While acting is certainly not a less serious pursuit than behind-the-camera tasks, it’s a very different skill set. Film actors (especially modern film actors) are primarily charged with being present and transparent for the camera, and that rewards people who have strong and unambiguous immediate reactions over people who like to reserve judgement until they know more. It’s hard to be a great, or even a good director without some knowledge of cinema history (even your average Hollywood hack has a few favorites). But as many neorealist films have shown, you can be a great on-screen performer without so much as *seeing* any movies.
I remember an article from several years ago – I think it was by Richard Schickel – which pointed out that most people in the movie industry are not film buffs, or experts on movie history.
The article observed that people who really know movie history, like Spielberg and Scorsese, are as rare in the industry as they are among “civilians.”
In my first post in this thread, I cut J‑Law lots of slack over her quote, mostly because it raises more questions than it answers (how many silents has she actually seen, if any? Did she approach them with serious interest, or as a lark? What’s black-and-white got to do with it? Is her comment on the level, or just a throwaway attempt to sound witty or (gag) ‘relatable’?).
This is starting to remind me a bit of Michael Stipe’s famous remarks about The Beatles being “elevator music” and having no influence on him. He later clarified that he meant when he was a kid he was into the Monkees, the Archies and the Banana Splits, having missed the British invasion and being too young to appreciate the influence the Beatles had on the music he liked. Maybe Lawrence will eventually pop up and say “Eh, I was just ragging on The Artist and got a little carried away.”
Fuzzy’s point is well-taken: Lawrence has become a fine actress without ever having a lesson.
Main thing I’m learning from all this: Damn, I’m glad all the nonsense I spouted when I was 22 wasn’t on the record and printed in the New York Times.
I’ll third Fuzzy’s point.
“I remember an article from several years ago – I think it was by Richard Schickel – which pointed out that most people in the movie industry are not film buffs”
If you exclude actors, suits, and Teamsters, I think this is largely incorrect.
You generally don’t become an editor or cinematographer, let alone a director, without coming out of a cinephile background…
The article was on the occasion of an AFI list of the “100 best movies,” voted on by film industry professionals, which included very few pre-1950 movies. This led to speculation that ignorance of film history had spread to the people who make movies.
>The only thing I see as condescending here is the notion that actors, alone of all artists in all disciplines, need know nothing about the history of what they are doing.

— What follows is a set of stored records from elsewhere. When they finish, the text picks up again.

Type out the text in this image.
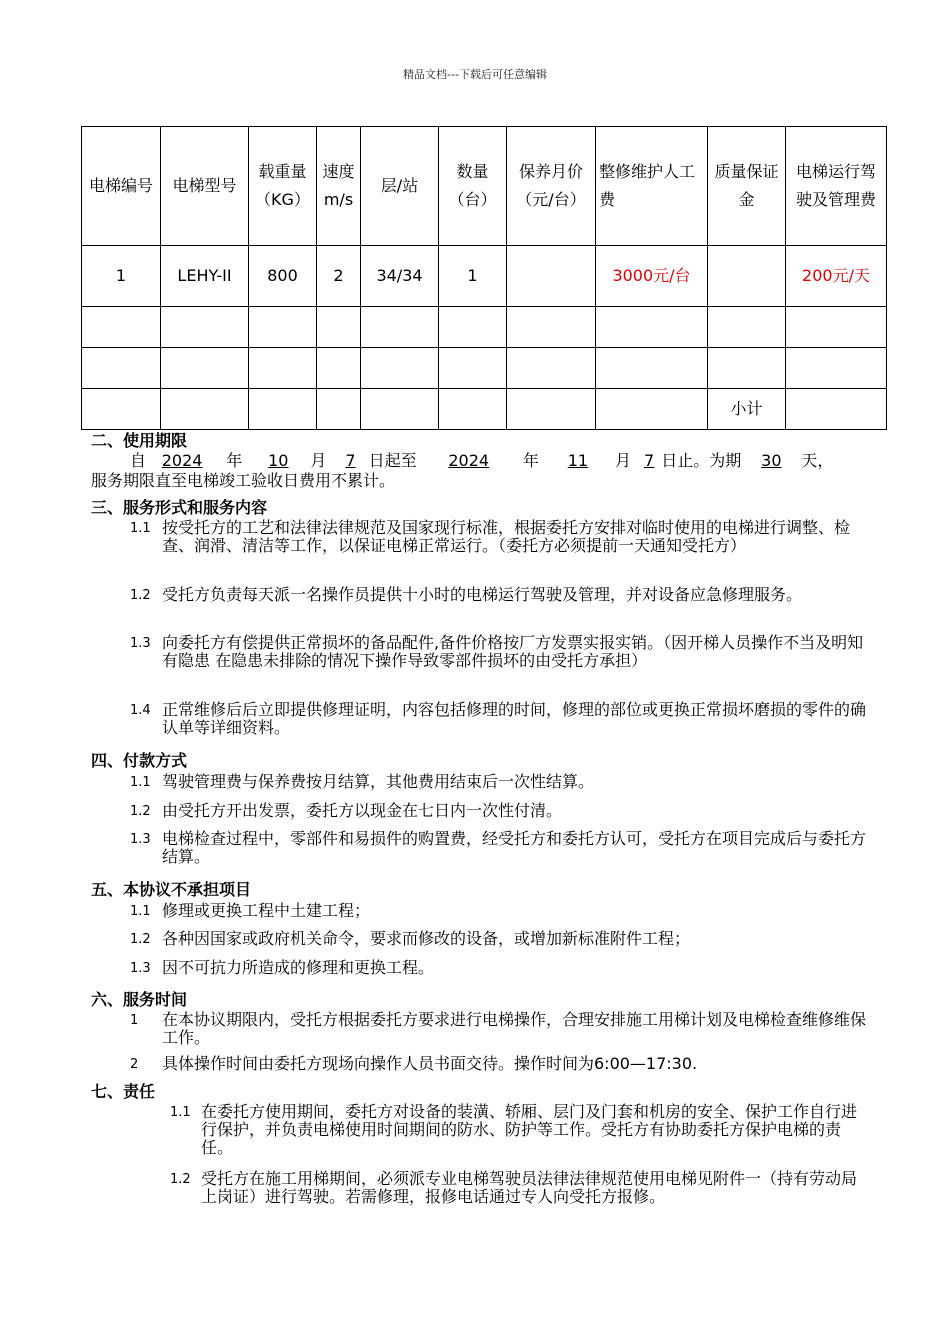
精品文档---下载后可任意编辑
电梯编号	电梯型号	载重量（KG）	速度m/s	层/站	数量（台）	保养月价（元/台）	整修维护人工费	质量保证金	电梯运行驾驶及管理费
1	LEHY-II	800	2	34/34	1		3000元/台		200元/天

								小计	
二、使用期限
自 2024 年 10 月 7 日起至 2024 年 11 月 7 日止。为期 30 天，
服务期限直至电梯竣工验收日费用不累计。
三、服务形式和服务内容
1.1 按受托方的工艺和法律法律规范及国家现行标准，根据委托方安排对临时使用的电梯进行调整、检查、润滑、清洁等工作，以保证电梯正常运行。（委托方必须提前一天通知受托方）
1.2 受托方负责每天派一名操作员提供十小时的电梯运行驾驶及管理，并对设备应急修理服务。
1.3 向委托方有偿提供正常损坏的备品配件,备件价格按厂方发票实报实销。（因开梯人员操作不当及明知有隐患 在隐患未排除的情况下操作导致零部件损坏的由受托方承担）
1.4 正常维修后后立即提供修理证明，内容包括修理的时间，修理的部位或更换正常损坏磨损的零件的确认单等详细资料。
四、付款方式
1.1 驾驶管理费与保养费按月结算，其他费用结束后一次性结算。
1.2 由受托方开出发票，委托方以现金在七日内一次性付清。
1.3 电梯检查过程中，零部件和易损件的购置费，经受托方和委托方认可，受托方在项目完成后与委托方结算。
五、本协议不承担项目
1.1 修理或更换工程中土建工程；
1.2 各种因国家或政府机关命令，要求而修改的设备，或增加新标准附件工程；
1.3 因不可抗力所造成的修理和更换工程。
六、服务时间
1 在本协议期限内，受托方根据委托方要求进行电梯操作，合理安排施工用梯计划及电梯检查维修维保工作。
2 具体操作时间由委托方现场向操作人员书面交待。操作时间为6:00—17:30.
七、责任
1.1 在委托方使用期间，委托方对设备的装潢、轿厢、层门及门套和机房的安全、保护工作自行进行保护，并负责电梯使用时间期间的防水、防护等工作。受托方有协助委托方保护电梯的责任。
1.2 受托方在施工用梯期间，必须派专业电梯驾驶员法律法律规范使用电梯见附件一（持有劳动局上岗证）进行驾驶。若需修理，报修电话通过专人向受托方报修。
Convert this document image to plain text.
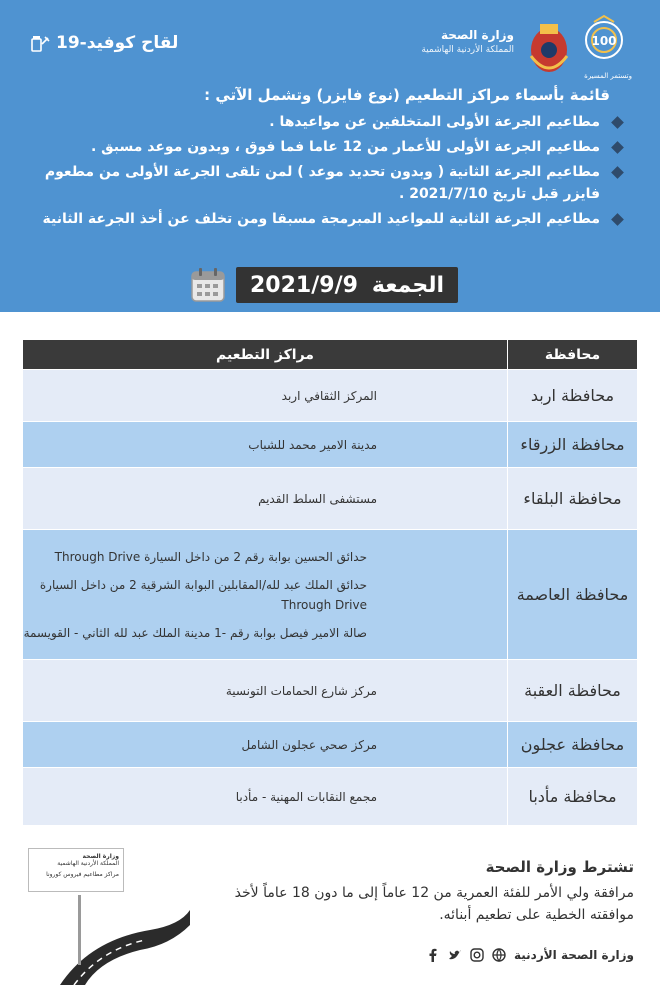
100
وزارة الصحة
المملكة الأردنية الهاشمية
وتستمر المسيرة
لقاح كوفيد-19
قائمة بأسماء مراكز التطعيم (نوع فايزر) وتشمل الآتي :
مطاعيم الجرعة الأولى المتخلفين عن مواعيدها .
مطاعيم الجرعة الأولى للأعمار من 12 عاما فما فوق ، وبدون موعد مسبق .
مطاعيم الجرعة الثانية ( وبدون تحديد موعد ) لمن تلقى الجرعة الأولى من مطعوم فايزر قبل تاريخ 2021/7/10 .
مطاعيم الجرعة الثانية للمواعيد المبرمجة مسبقا ومن تخلف عن أخذ الجرعة الثانية
الجمعة
2021/9/9
محافظة	مراكز التطعيم
محافظة اربد	المركز الثقافي اربد
محافظة الزرقاء	مدينة الامير محمد للشباب
محافظة البلقاء	مستشفى السلط القديم
محافظة العاصمة	حدائق الحسين بوابة رقم 2 من داخل السيارة Through Drive
حدائق الملك عبد لله/المقابلين البوابة الشرقية 2 من داخل السيارة Through Drive
صالة الامير فيصل بوابة رقم -1 مدينة الملك عبد لله الثاني - القويسمة

محافظة العقبة	مركز شارع الحمامات التونسية
محافظة عجلون	مركز صحي عجلون الشامل
محافظة مأدبا	مجمع النقابات المهنية - مأدبا
وزارة الصحة
المملكة الأردنية الهاشمية
مراكز مطاعيم فيروس كورونا	تشترط وزارة الصحة
مرافقة ولي الأمر للفئة العمرية من 12 عاماً إلى ما دون 18 عاماً لأخذ موافقته الخطية على تطعيم أبنائه.
وزارة الصحة الأردنية
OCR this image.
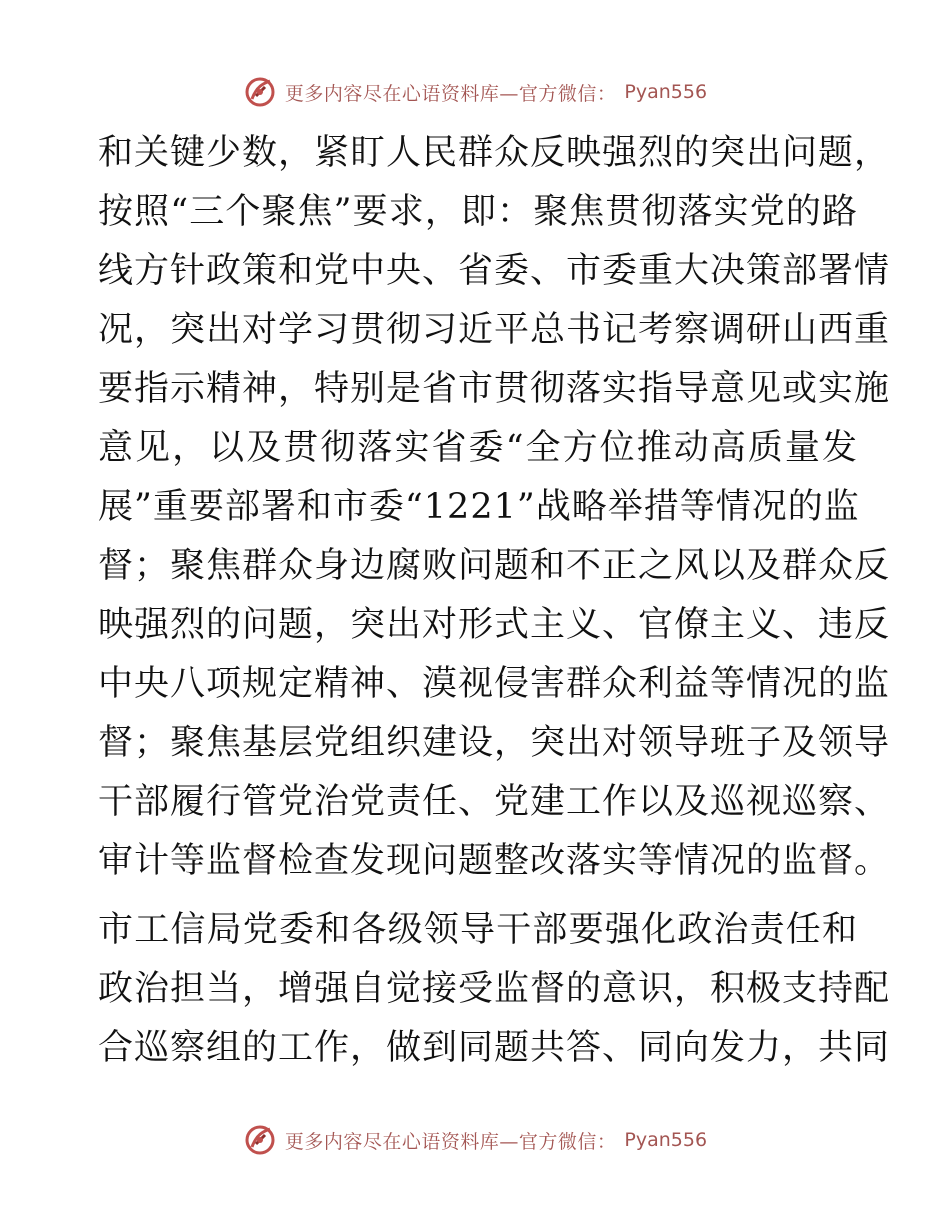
更多内容尽在心语资料库—官方微信： Pyan556
和关键少数，紧盯人民群众反映强烈的突出问题，
按照“三个聚焦”要求，即：聚焦贯彻落实党的路
线方针政策和党中央、省委、市委重大决策部署情
况，突出对学习贯彻习近平总书记考察调研山西重
要指示精神，特别是省市贯彻落实指导意见或实施
意见，以及贯彻落实省委“全方位推动高质量发
展”重要部署和市委“1221”战略举措等情况的监
督；聚焦群众身边腐败问题和不正之风以及群众反
映强烈的问题，突出对形式主义、官僚主义、违反
中央八项规定精神、漠视侵害群众利益等情况的监
督；聚焦基层党组织建设，突出对领导班子及领导
干部履行管党治党责任、党建工作以及巡视巡察、
审计等监督检查发现问题整改落实等情况的监督。
市工信局党委和各级领导干部要强化政治责任和
政治担当，增强自觉接受监督的意识，积极支持配
合巡察组的工作，做到同题共答、同向发力，共同
更多内容尽在心语资料库—官方微信： Pyan556
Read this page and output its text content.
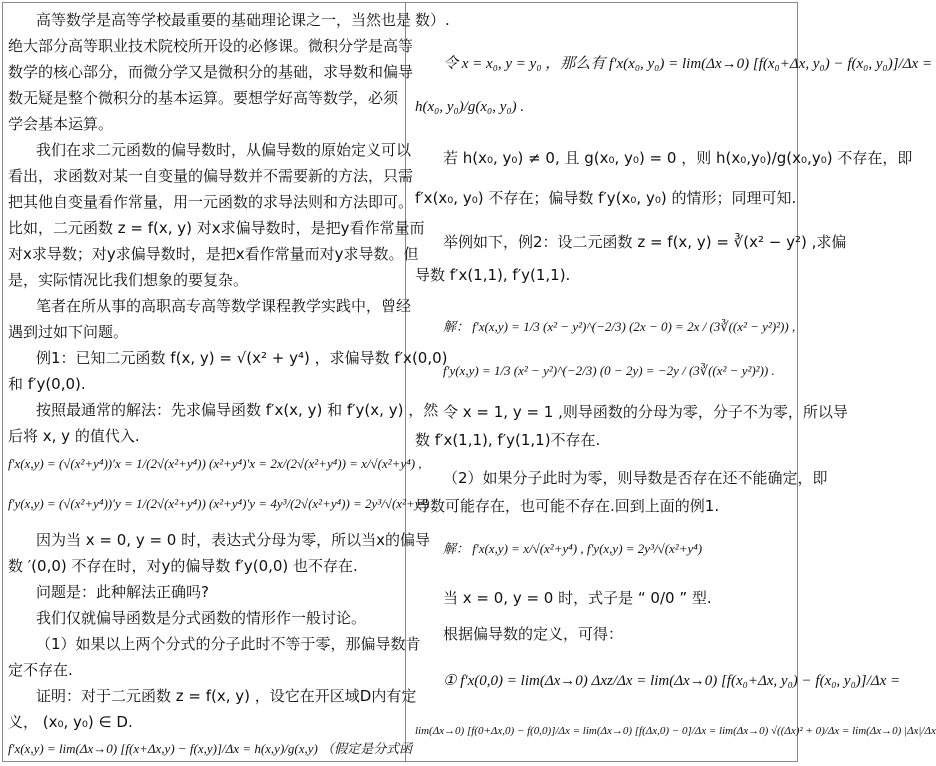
高等数学是高等学校最重要的基础理论课之一，当然也是
绝大部分高等职业技术院校所开设的必修课。微积分学是高等
数学的核心部分，而微分学又是微积分的基础，求导数和偏导
数无疑是整个微积分的基本运算。要想学好高等数学，必须
学会基本运算。
我们在求二元函数的偏导数时，从偏导数的原始定义可以
看出，求函数对某一自变量的偏导数并不需要新的方法，只需
把其他自变量看作常量，用一元函数的求导法则和方法即可。
比如，二元函数 z = f(x, y) 对x求偏导数时，是把y看作常量而
对x求导数；对y求偏导数时，是把x看作常量而对y求导数。但
是，实际情况比我们想象的要复杂。
笔者在所从事的高职高专高等数学课程教学实践中，曾经
遇到过如下问题。
例1：已知二元函数 f(x, y) = √(x² + y⁴) ，求偏导数 f′x(0,0)
和 f′y(0,0).
按照最通常的解法：先求偏导函数 f′x(x, y) 和 f′y(x, y) ，然
后将 x, y 的值代入.
f′x(x,y) = (√(x²+y⁴))′x = 1/(2√(x²+y⁴)) (x²+y⁴)′x = 2x/(2√(x²+y⁴)) = x/√(x²+y⁴) ,
f′y(x,y) = (√(x²+y⁴))′y = 1/(2√(x²+y⁴)) (x²+y⁴)′y = 4y³/(2√(x²+y⁴)) = 2y³/√(x²+y⁴) .
因为当 x = 0, y = 0 时，表达式分母为零，所以当x的偏导
数 ′(0,0) 不存在时，对y的偏导数 f′y(0,0) 也不存在.
问题是：此种解法正确吗?
我们仅就偏导函数是分式函数的情形作一般讨论。
（1）如果以上两个分式的分子此时不等于零，那偏导数肯
定不存在.
证明：对于二元函数 z = f(x, y) ，设它在开区域D内有定
义， (x₀, y₀) ∈ D.
f′x(x,y) = lim(Δx→0) [f(x+Δx,y) − f(x,y)]/Δx = h(x,y)/g(x,y) （假定是分式函
数）.
令 x = x₀, y = y₀ ，那么有 f′x(x₀, y₀) = lim(Δx→0) [f(x₀+Δx, y₀) − f(x₀, y₀)]/Δx =
h(x₀, y₀)/g(x₀, y₀) .
若 h(x₀, y₀) ≠ 0, 且 g(x₀, y₀) = 0 ，则 h(x₀,y₀)/g(x₀,y₀) 不存在，即
f′x(x₀, y₀) 不存在；偏导数 f′y(x₀, y₀) 的情形；同理可知.
举例如下，例2：设二元函数 z = f(x, y) = ∛(x² − y²) ,求偏
导数 f′x(1,1), f′y(1,1).
解： f′x(x,y) = 1/3 (x² − y²)^(−2/3) (2x − 0) = 2x / (3∛((x² − y²)²)) ,
f′y(x,y) = 1/3 (x² − y²)^(−2/3) (0 − 2y) = −2y / (3∛((x² − y²)²)) .
令 x = 1, y = 1 ,则导函数的分母为零，分子不为零，所以导
数 f′x(1,1), f′y(1,1)不存在.
（2）如果分子此时为零，则导数是否存在还不能确定，即
导数可能存在，也可能不存在.回到上面的例1.
解： f′x(x,y) = x/√(x²+y⁴) , f′y(x,y) = 2y³/√(x²+y⁴)
当 x = 0, y = 0 时，式子是 “ 0/0 ” 型.
根据偏导数的定义，可得：
① f′x(0,0) = lim(Δx→0) Δxz/Δx = lim(Δx→0) [f(x₀+Δx, y₀) − f(x₀, y₀)]/Δx =
lim(Δx→0) [f(0+Δx,0) − f(0,0)]/Δx = lim(Δx→0) [f(Δx,0) − 0]/Δx = lim(Δx→0) √((Δx)² + 0)/Δx = lim(Δx→0) |Δx|/Δx
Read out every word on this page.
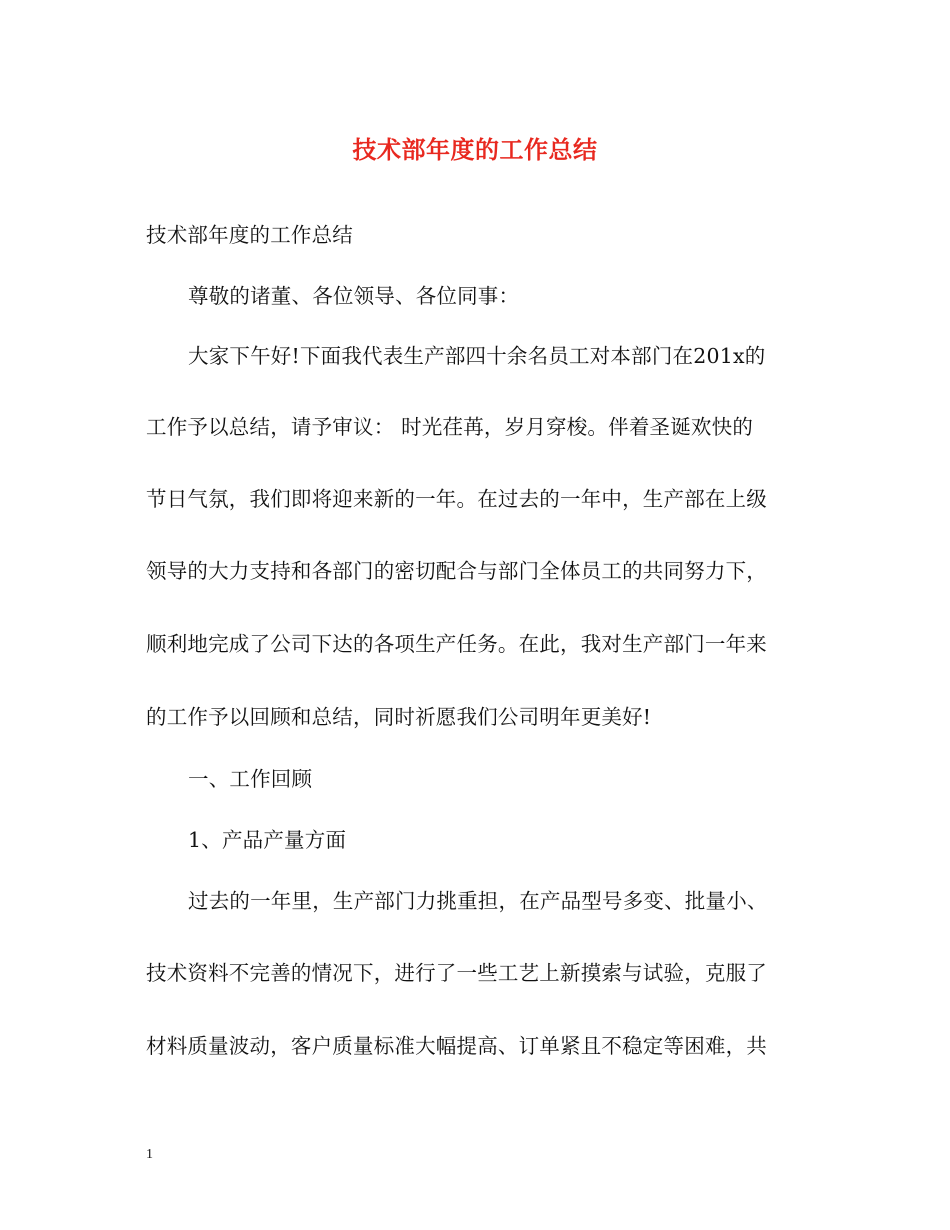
技术部年度的工作总结
技术部年度的工作总结
尊敬的诸董、各位领导、各位同事：
大家下午好!下面我代表生产部四十余名员工对本部门在201x的
工作予以总结，请予审议： 时光荏苒，岁月穿梭。伴着圣诞欢快的
节日气氛，我们即将迎来新的一年。在过去的一年中，生产部在上级
领导的大力支持和各部门的密切配合与部门全体员工的共同努力下，
顺利地完成了公司下达的各项生产任务。在此，我对生产部门一年来
的工作予以回顾和总结，同时祈愿我们公司明年更美好!
一、工作回顾
1、产品产量方面
过去的一年里，生产部门力挑重担，在产品型号多变、批量小、
技术资料不完善的情况下，进行了一些工艺上新摸索与试验，克服了
材料质量波动，客户质量标准大幅提高、订单紧且不稳定等困难，共
1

There’s a difference between being ignorant of a style of acting common in movies some 90 years ago, and ‘knowing nothing’ about the history of acting. I’d recommend anyone see silent films, and it’s possible in certain circumstances that Lawrence could learn something useful from watching Louise Brooks or Mary Pickford or Max Schreck, but if she ‘only’ limited herself to studying Streep/De Niro/Brando/Diane Keaton/etc. I imagine she’d do fine. She already does fine. Haing S. Ngor and the little kid in The Bicycle Thief did fine too. I think there are many roads to good acting, and in some cases it’s largely a matter of unselfconsciously ‘being,’ as long as the camera approves. (Though I’m sure Lawrence brings a lot more craft to it than just that.)
My viewing tastes were also formed by Walter Kerr’s “The Silent Clowns” when I was in early high school. Speaking of which, maybe one of the requirements of getting into SAG would be having to take a mandatory class in Film History. Nothing too strenuous, just a few hours of classes on a couple of weekends, like drivers ed.
I jest, I discovered the Kerr book in jr. high.